No rules for management at least

Daniel Wakin posted an article on the Budapest Festival Orchestra on his New York Times blog:

Mr. Fischer’s orchestra, he said, has three cardinal virtues, established at its creation: an emphasis on the players’ individual creativity; few rules, for maximum flexibility; and unusual programming.
… The no-rules rule means no long-term contracts, no overtime and auditions that end up with five or six finalists who play with the orchestra.

Oddly enough, my orchestra, which has plenty of rules, also has
auditions that produce finalists who play with the orchestra before
being hired (which I assume is what was meant). But it was the “no
overtime” and “no long-term contracts” that caught my attention.

A few years ago I had the pleasure of attending a meeting in Salzburg on orchestras. It was the second (and last) of five sessions on issues in the performing arts sponsored by Alberto Vilar and hosted by the Salzburg Seminar. It was mostly orchestra managers from Europe and the US; I was the only labor representative. One panel discussion featured the manager of the Budapest Festival Orchestra, who mentioned in passing that his orchestra required all its musicians to re-audition every two years, causing an audible gasp throughout the roomful of managers. The next panelist, a young orchestra manager from South Africa, remarked that he had been wondering why, every two years, all these Hungarian musicians came to audition for his orchestra. It brought down the house.

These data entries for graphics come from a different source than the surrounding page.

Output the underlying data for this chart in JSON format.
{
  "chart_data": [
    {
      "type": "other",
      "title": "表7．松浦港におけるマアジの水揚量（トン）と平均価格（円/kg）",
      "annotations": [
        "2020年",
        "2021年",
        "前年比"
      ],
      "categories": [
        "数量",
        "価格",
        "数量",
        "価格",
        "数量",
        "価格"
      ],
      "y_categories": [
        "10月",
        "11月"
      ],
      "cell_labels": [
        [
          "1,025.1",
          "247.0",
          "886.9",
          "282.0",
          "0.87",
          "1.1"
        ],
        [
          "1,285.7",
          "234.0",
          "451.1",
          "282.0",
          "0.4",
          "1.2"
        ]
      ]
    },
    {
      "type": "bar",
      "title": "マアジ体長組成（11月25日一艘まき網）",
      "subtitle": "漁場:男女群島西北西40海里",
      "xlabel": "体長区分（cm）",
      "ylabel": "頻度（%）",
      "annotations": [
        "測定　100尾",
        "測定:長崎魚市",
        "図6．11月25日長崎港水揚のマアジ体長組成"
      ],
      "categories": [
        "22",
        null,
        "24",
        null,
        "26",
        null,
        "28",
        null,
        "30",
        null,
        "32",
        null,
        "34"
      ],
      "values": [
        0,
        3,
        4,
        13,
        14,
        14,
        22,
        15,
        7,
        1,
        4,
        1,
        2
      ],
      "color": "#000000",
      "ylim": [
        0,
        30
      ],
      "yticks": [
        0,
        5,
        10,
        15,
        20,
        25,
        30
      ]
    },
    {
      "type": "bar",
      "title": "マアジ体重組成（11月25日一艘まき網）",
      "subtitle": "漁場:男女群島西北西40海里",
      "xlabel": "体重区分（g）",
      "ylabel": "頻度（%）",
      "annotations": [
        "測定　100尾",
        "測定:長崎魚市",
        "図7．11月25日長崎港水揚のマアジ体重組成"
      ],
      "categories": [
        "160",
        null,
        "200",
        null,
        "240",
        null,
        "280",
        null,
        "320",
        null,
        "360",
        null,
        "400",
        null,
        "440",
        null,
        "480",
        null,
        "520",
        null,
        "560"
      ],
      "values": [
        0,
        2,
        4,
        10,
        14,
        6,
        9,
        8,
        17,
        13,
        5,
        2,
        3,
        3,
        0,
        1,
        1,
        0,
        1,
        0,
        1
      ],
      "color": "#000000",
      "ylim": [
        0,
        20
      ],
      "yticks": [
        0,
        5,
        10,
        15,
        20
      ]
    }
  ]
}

I’ll bet the “no-rules” rule doesn’t apply to the orchestra’s musicians. I’ll bet they’re expected to be on time, to be appropriately dressed at concerts, to give up other work for the orchestra, ad nauseum. I’ll bet there there’s a whole handbook of rules for the musicians. I’ll bet there are unspoken rules as well. For example, I’ll bet there’s an unspoken rule against complaining about working conditions, and that violations lead to non-renewal.

No doubt the lack of job security , or indeed any limits on the conductor’s power, is an artifact of the post-Communist labor market for musicians and/or a reflection of some truly lousy labor laws. I doubt that Hungarian musicians are any more trusting of conductors, or less desirous of stability in their lives, than are their counterparts in Berlin, Vienna, or the US.